If it were me I would work on possibly a bigger basket holding maybe 20/21g, adjusting grind to produce a split shot approx 40g in total giving 20g in each cup. Thus you would get two shots together ready for the milk in half the time.


----------



## Scotford (Apr 24, 2014)

I'm actually quite interested to try this.

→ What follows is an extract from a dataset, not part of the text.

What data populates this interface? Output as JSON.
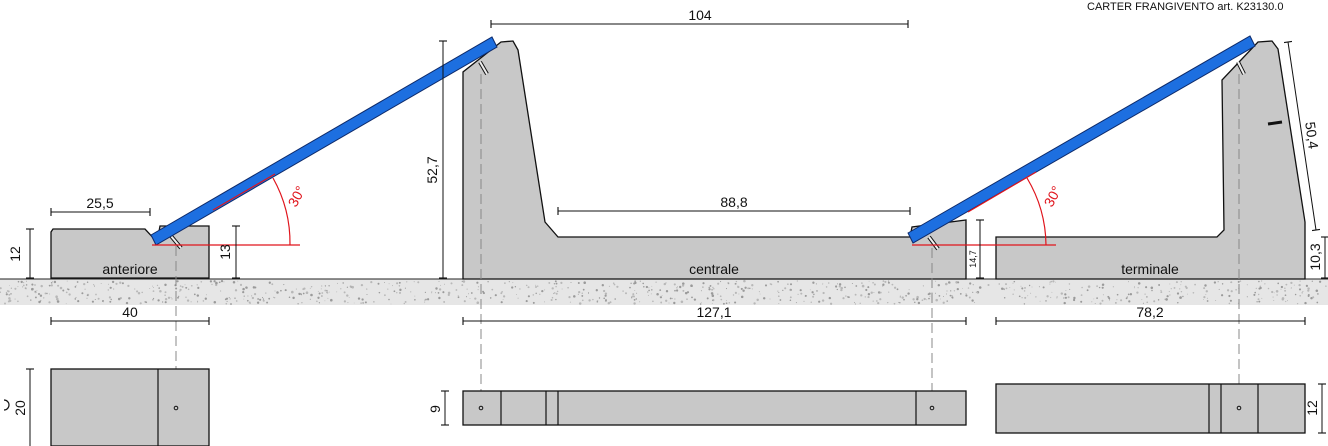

I'd normally just use two groups with 17(give or take, dependent on bean age and weather etc) in each pulling 48-52 into each cup all at the same time as steaming milk then pour.

I'll try a couple of methods using just one group tomorrow and report back.


----------



## jeebsy (May 5, 2013)

48 out from 17? On a non-EK grinder?


----------



## shrink (Nov 12, 2012)

jeebsy said:


> 48 out from 17? On a non-EK grinder?


That's Into some serious lungo territory, well beyond 1:2 ratio... Not sure I'd be keen to drink it


----------



## charris (Feb 17, 2014)

jeebsy said:


> 48 out from 17? On a non-EK grinder?


Exactly what what I was wondering...


----------



## Scotford (Apr 24, 2014)

jeebsy said:


> 48 out from 17? On a non-EK grinder?


That's probably quite a bit of an overstatement but max liquid including crema will normally be up to 50ml depending on how fresh the beans are.


----------



## Scotford (Apr 24, 2014)

That being said, its probably closer to 19g in the basket.


----------



## ronsil (Mar 8, 2012)

Someones moving the goal posts:time-out:


----------



## Scotford (Apr 24, 2014)

Think I must have been on another planet recently.

As luck would have it, both my kitchen staff wanted flat whites just now so put this into practice.

From the off, I poured milk into a jug, readied my timer, scales and pf.

Tare scales with pf.

Grind into pf.

Weigh. (19.5g)

Pull shot.

Weigh. (43g)

Repeat (sans weighing of shots)

Start steaming milk as soon as second shot is being pulled.

Divide milk.

Pour first.

Pour second.

Hit stop on timer.










Now I must add that I did pause the timer to weigh the pf and first shot.

I was definitely on a different planet yesterday.


----------